Rupert Murdoch has two straws to cling onto after he was savaged by British MPs overnight in a devastating report on the News of the World phone-hacking scandal.
The first is that Conservative members of the House of Commons Culture committee refused to back the majority verdict and brand him unfit to run an international company.
The second is that he and his son James have escaped being hauled before the bar of the House to apologise for misleading parliament, as seems likely to happen to three of his top ex-executives—Les Hinton, Tom Crone and Colin Myler.
But otherwise there is no comfort for him in an extraordinarily damning 125-page critique, which characterizes Rupert and James Murdoch and their top ex-executives at News International as a pack of liars, cheats and fools.
Most damaging of all is the verdict on the old man himself, backed by the five Labour MPs and one Liberal Democrat on the committee, who charge that Rupert either knew about phone hacking and hasn't admitted it, or he tried his best not to find out:
"If at all relevant times, Rupert Murdoch did not take steps to become fully informed about phone-hacking, he turned a blind eye and exhibited wilful blindness to what was going on in his companies and publications. This culture, we consider, permeated from the top throughout the organisation and speaks volumes about the lack of effective corporate governance at News Corporation and News International. We conclude therefore that Rupert Murdoch is not a fit person to exercise the stewardship of a major international company".
The phrase "not a fit person" was chosen to match the test used by British media regulator Ofcom, which is investigating whether Murdoch and News should be allowed to continue controlling satellite TV group BSkyB. And the committee's condemnation—even though it is not unanimous—will make it much harder for the Murdochs to hang onto their stake.

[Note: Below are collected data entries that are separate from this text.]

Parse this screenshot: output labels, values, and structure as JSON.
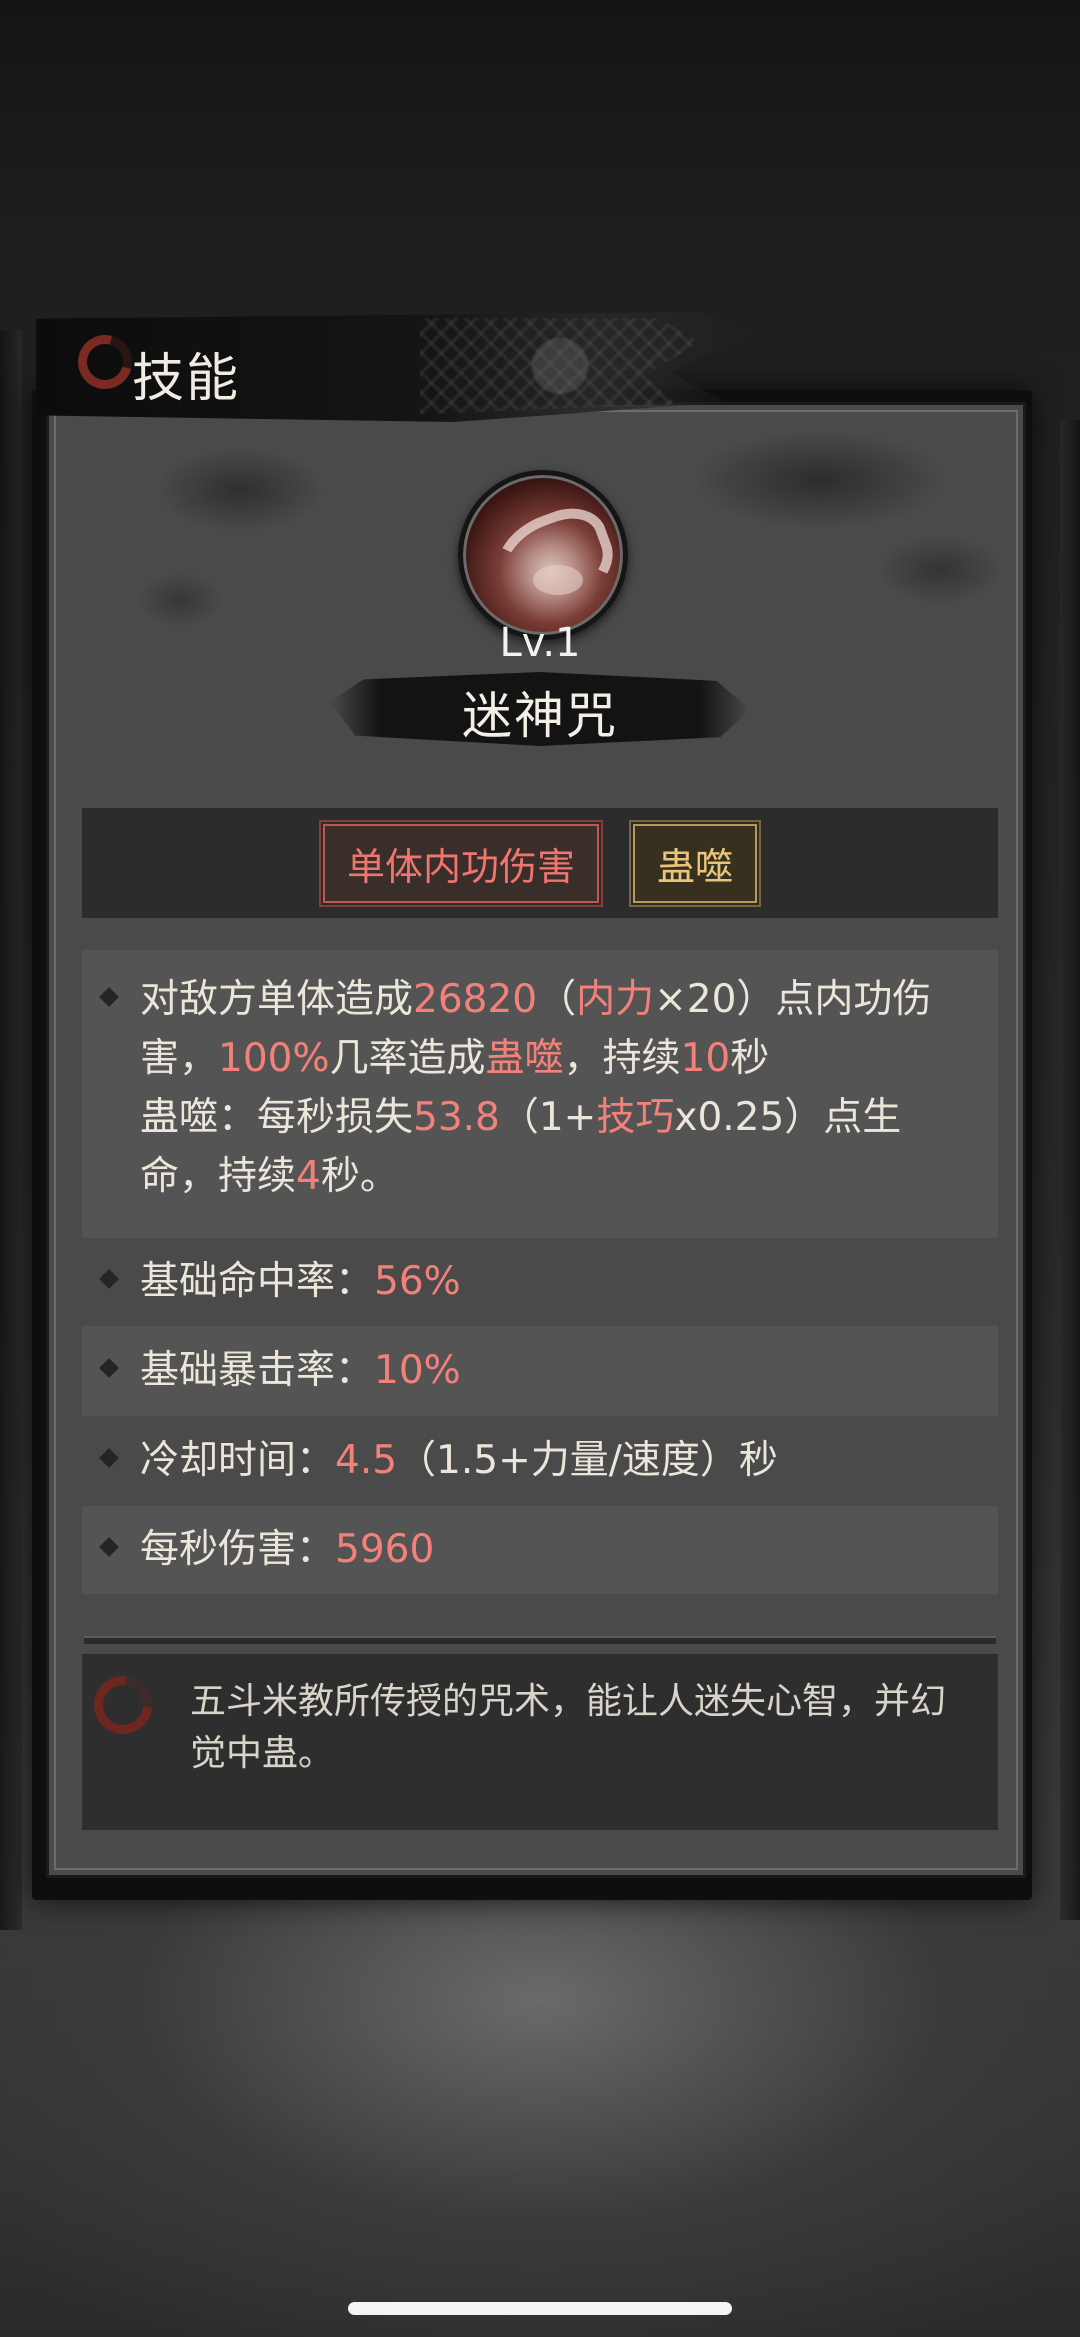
{
  "header": {
    "title": "技能"
  },
  "skill": {
    "level": "Lv.1",
    "name": "迷神咒",
    "tags": [
      "单体内功伤害",
      "蛊噬"
    ]
  },
  "description": {
    "parts": [
      {
        "t": "对敌方单体造成",
        "hl": false
      },
      {
        "t": "26820",
        "hl": true
      },
      {
        "t": "（",
        "hl": false
      },
      {
        "t": "内力",
        "hl": true
      },
      {
        "t": "×20）点内功伤害，",
        "hl": false
      },
      {
        "t": "100%",
        "hl": true
      },
      {
        "t": "几率造成",
        "hl": false
      },
      {
        "t": "蛊噬",
        "hl": true
      },
      {
        "t": "，持续",
        "hl": false
      },
      {
        "t": "10",
        "hl": true
      },
      {
        "t": "秒",
        "hl": false
      },
      {
        "t": "\n",
        "hl": false
      },
      {
        "t": "蛊噬：每秒损失",
        "hl": false
      },
      {
        "t": "53.8",
        "hl": true
      },
      {
        "t": "（1+",
        "hl": false
      },
      {
        "t": "技巧",
        "hl": true
      },
      {
        "t": "x0.25）点生命，持续",
        "hl": false
      },
      {
        "t": "4",
        "hl": true
      },
      {
        "t": "秒。",
        "hl": false
      }
    ]
  },
  "stats": {
    "hit_label": "基础命中率：",
    "hit_value": "56%",
    "crit_label": "基础暴击率：",
    "crit_value": "10%",
    "cooldown_label": "冷却时间：",
    "cooldown_value": "4.5",
    "cooldown_formula": "（1.5+力量/速度）秒",
    "dps_label": "每秒伤害：",
    "dps_value": "5960"
  },
  "flavor": {
    "text": "五斗米教所传授的咒术，能让人迷失心智，并幻觉中蛊。"
  },
  "colors": {
    "highlight": "#f3817a",
    "tag_red": "#f0756f",
    "tag_gold": "#e9c57b",
    "accent_icon": "#7a2a22"
  },
  "icons": {
    "title": "swirl-icon",
    "skill": "skill-avatar",
    "flavor": "swirl-icon",
    "bullet": "diamond-bullet-icon"
  }
}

Defending this headline verdict to the media, Labour MP Tom Watson claimed bluntly, "Everybody in the world knows who is responsible for the wrongdoing at News Corporation. Rupert Murdoch. More than any individual alive he is to blame. Morally the deeds are his; he paid the piper and called the tune. It is his company, his culture, his people, his business, his failures, his crimes".
The MPs' judgment on the rest of the Murdoch team was only marginally better, and this was unanimous, with three ex-top executives judged to have "misled" the committee and participated in a "cover-up", while Rupert's son James was described, on the kindest view, as astonishingly incompetent.

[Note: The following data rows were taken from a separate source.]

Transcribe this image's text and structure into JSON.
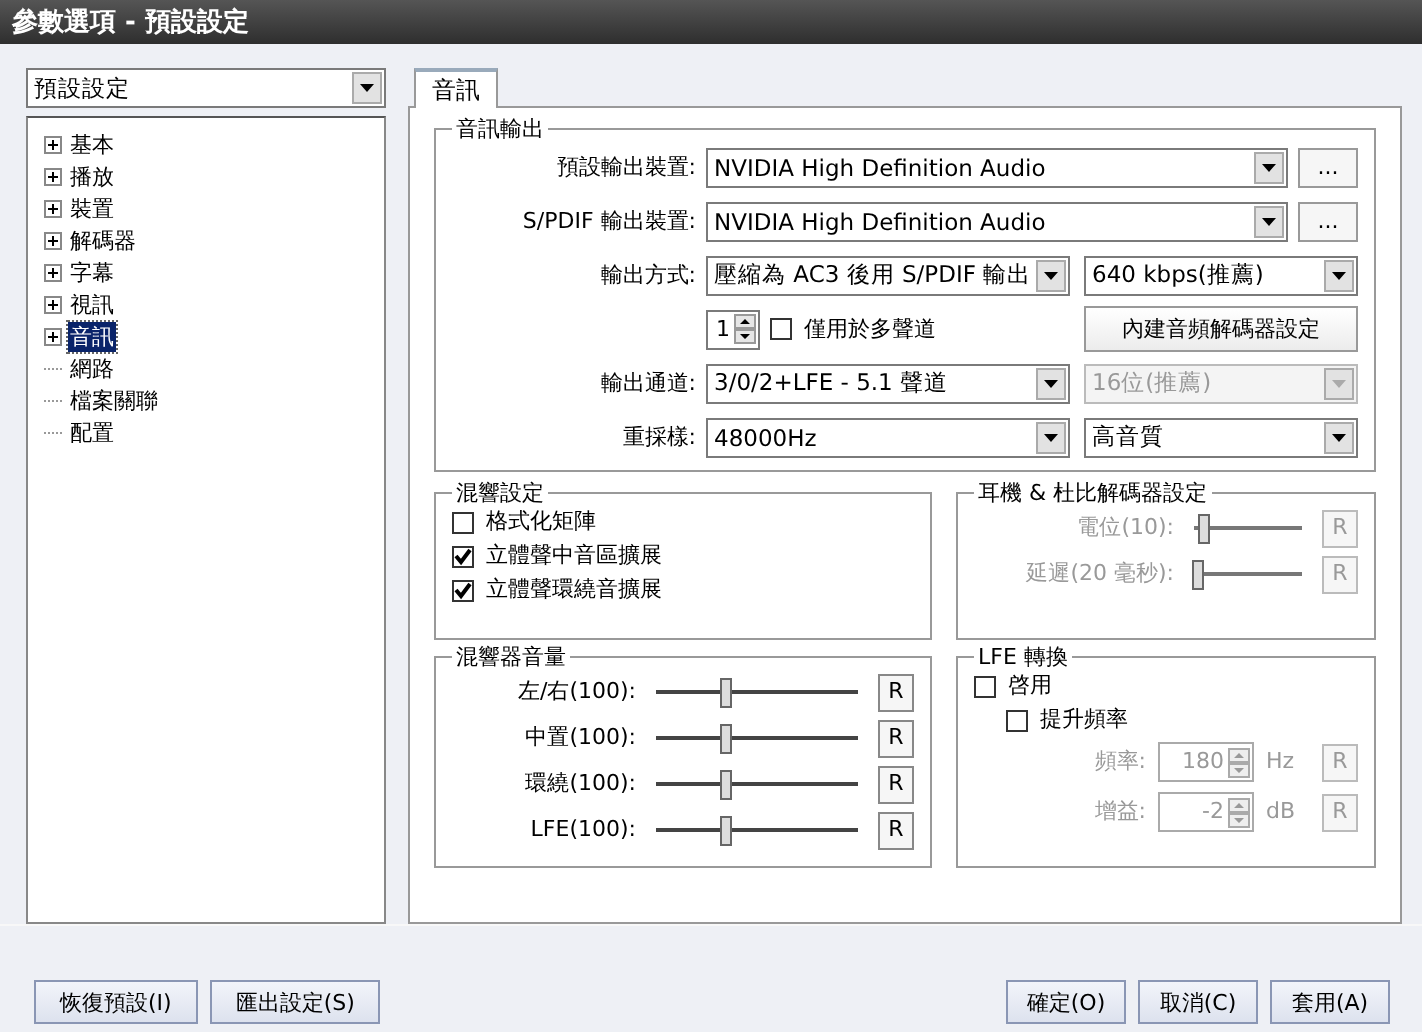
{
  "window": {
    "title": "參數選項 - 預設設定"
  },
  "preset_dropdown": {
    "value": "預設設定"
  },
  "tree": [
    {
      "label": "基本",
      "expandable": true,
      "selected": false
    },
    {
      "label": "播放",
      "expandable": true,
      "selected": false
    },
    {
      "label": "裝置",
      "expandable": true,
      "selected": false
    },
    {
      "label": "解碼器",
      "expandable": true,
      "selected": false
    },
    {
      "label": "字幕",
      "expandable": true,
      "selected": false
    },
    {
      "label": "視訊",
      "expandable": true,
      "selected": false
    },
    {
      "label": "音訊",
      "expandable": true,
      "selected": true
    },
    {
      "label": "網路",
      "expandable": false,
      "selected": false
    },
    {
      "label": "檔案關聯",
      "expandable": false,
      "selected": false
    },
    {
      "label": "配置",
      "expandable": false,
      "selected": false
    }
  ],
  "tabs": [
    {
      "label": "音訊",
      "selected": true
    }
  ],
  "audio_output": {
    "title": "音訊輸出",
    "default_device": {
      "label": "預設輸出裝置:",
      "value": "NVIDIA High Definition Audio",
      "more": "..."
    },
    "spdif_device": {
      "label": "S/PDIF 輸出裝置:",
      "value": "NVIDIA High Definition Audio",
      "more": "..."
    },
    "output_mode": {
      "label": "輸出方式:",
      "value": "壓縮為 AC3 後用 S/PDIF 輸出",
      "bitrate": "640 kbps(推薦)"
    },
    "count_spinner": {
      "value": "1"
    },
    "multichannel_only": {
      "label": "僅用於多聲道",
      "checked": false
    },
    "decoder_button": "內建音頻解碼器設定",
    "output_channels": {
      "label": "輸出通道:",
      "value": "3/0/2+LFE - 5.1 聲道",
      "bits": {
        "value": "16位(推薦)",
        "disabled": true
      }
    },
    "resample": {
      "label": "重採樣:",
      "value": "48000Hz",
      "quality": "高音質"
    }
  },
  "mixer_settings": {
    "title": "混響設定",
    "options": [
      {
        "label": "格式化矩陣",
        "checked": false
      },
      {
        "label": "立體聲中音區擴展",
        "checked": true
      },
      {
        "label": "立體聲環繞音擴展",
        "checked": true
      }
    ]
  },
  "headphone": {
    "title": "耳機 & 杜比解碼器設定",
    "disabled": true,
    "sliders": [
      {
        "label": "電位(10):",
        "level": 0.1,
        "reset": "R"
      },
      {
        "label": "延遲(20 毫秒):",
        "level": 0.03,
        "reset": "R"
      }
    ]
  },
  "mixer_volume": {
    "title": "混響器音量",
    "sliders": [
      {
        "label": "左/右(100):",
        "level": 0.35,
        "reset": "R"
      },
      {
        "label": "中置(100):",
        "level": 0.35,
        "reset": "R"
      },
      {
        "label": "環繞(100):",
        "level": 0.35,
        "reset": "R"
      },
      {
        "label": "LFE(100):",
        "level": 0.35,
        "reset": "R"
      }
    ]
  },
  "lfe": {
    "title": "LFE 轉換",
    "enable": {
      "label": "啓用",
      "checked": false
    },
    "boost": {
      "label": "提升頻率",
      "checked": false
    },
    "fields": [
      {
        "label": "頻率:",
        "value": "180",
        "unit": "Hz",
        "reset": "R",
        "disabled": true
      },
      {
        "label": "增益:",
        "value": "-2",
        "unit": "dB",
        "reset": "R",
        "disabled": true
      }
    ]
  },
  "footer": {
    "left_buttons": [
      "恢復預設(I)",
      "匯出設定(S)"
    ],
    "right_buttons": [
      "確定(O)",
      "取消(C)",
      "套用(A)"
    ]
  }
}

Here's what the committee had to say about each of the main players.
News International: "Exhibited wilful blindness, for which the companies' directors - including Rupert Murdoch and James Murdoch - should ultimately be prepared to take responsibility."

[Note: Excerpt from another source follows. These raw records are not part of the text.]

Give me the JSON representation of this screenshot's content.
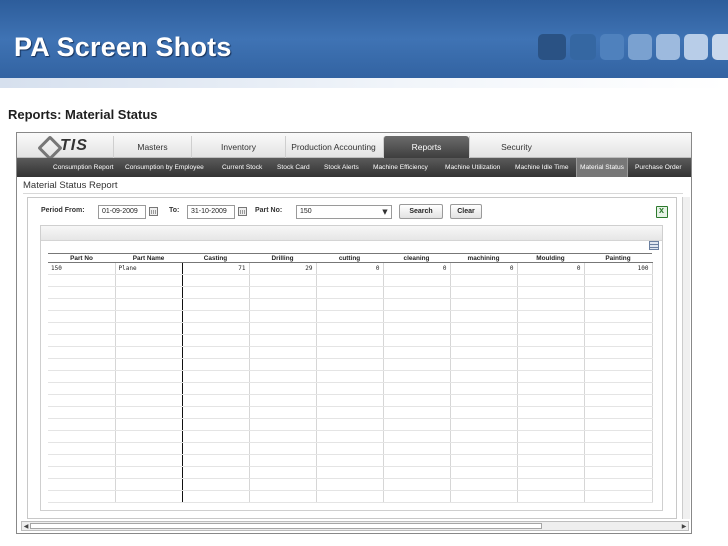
{
  "slide": {
    "title": "PA Screen Shots",
    "subtitle": "Reports: Material Status"
  },
  "app": {
    "logo_text": "TIS",
    "main_tabs": [
      "Masters",
      "Inventory",
      "Production Accounting",
      "Reports",
      "Security"
    ],
    "active_main_tab": "Reports",
    "sub_menu": [
      "Consumption Report",
      "Consumption by Employee",
      "Current Stock",
      "Stock Card",
      "Stock Alerts",
      "Machine Efficiency",
      "Machine Utilization",
      "Machine Idle Time",
      "Material Status",
      "Purchase Order"
    ],
    "active_sub_menu": "Material Status",
    "report_title": "Material Status Report",
    "filters": {
      "period_from_label": "Period From:",
      "period_from_value": "01-09-2009",
      "to_label": "To:",
      "to_value": "31-10-2009",
      "part_no_label": "Part No:",
      "part_no_value": "150",
      "search_label": "Search",
      "clear_label": "Clear"
    },
    "grid": {
      "columns": [
        "Part No",
        "Part Name",
        "Casting",
        "Drilling",
        "cutting",
        "cleaning",
        "machining",
        "Moulding",
        "Painting"
      ],
      "rows": [
        [
          "150",
          "Plane",
          "71",
          "29",
          "0",
          "0",
          "0",
          "0",
          "100"
        ]
      ],
      "empty_rows": 19
    }
  }
}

Les Hinton, (Rupert's trusted deputy for 50 years, CEO of News International till December 2007). "Misled the committee ... complicit in a cover up".
James Murdoch, (CEO of News International from December 2007): Displayed an "astonishing" lack of curiosity and "wilful ignorance", which "clearly raises questions about his competence".
Tom Crone, (NotW top lawyer): "Deliberately avoided disclosing crucial information to the committee and, when asked to do so, answered questions falsely."
Colin Myler, (NotW editor from January 2007): "Deliberately avoided disclosing crucial information to the committee and, when asked to do so, answered questions falsely."
The MPs would almost certainly have slammed two other ex-NotW editors, Rebekah Brooks and Andy Coulson, who were more directly implicated in the actual hacking and were warned by police of the scale of it in September 2006. But since both may face criminal charges, the committee decided to make no comment.
So what does it all mean and what will be the likely impact?
The first thing you can say is the Murdochs will now find it harder to hang onto control of BSkyB and may decide to sell their 39% stake.
Second is that it may put the British newspapers into play and see Rupert drummed out of Britain. This is what Rupert's biographer Michael Wolff is predicting. We're not sure that's right, but we'll see.
Third is it will increase pressure from News Corporation's independent shareholders for Rupert to step down as executive chairman and for James to step down from the board. More broadly, it will also increase pressure on the gerrymander that gives the Murdochs control of the group with nearly 40% of the votes, despite having only 12% of the shares.
And fourth and last is that investors clearly don't give a damn. As all this ordure cascaded down yesterday, News Corp's share price rose gently, unfazed by the prospect of losing BSkyB, and unconvinced (or unconcerned) that the scandal might loosen Rupert's grip on the empire.
We're not sure that Rupe's shareholders are better at predicting the future than Michael Wolff, but analysts have long suggested the group would all be worth more with the master gone.
But whatever happens, this story still has a long way to run.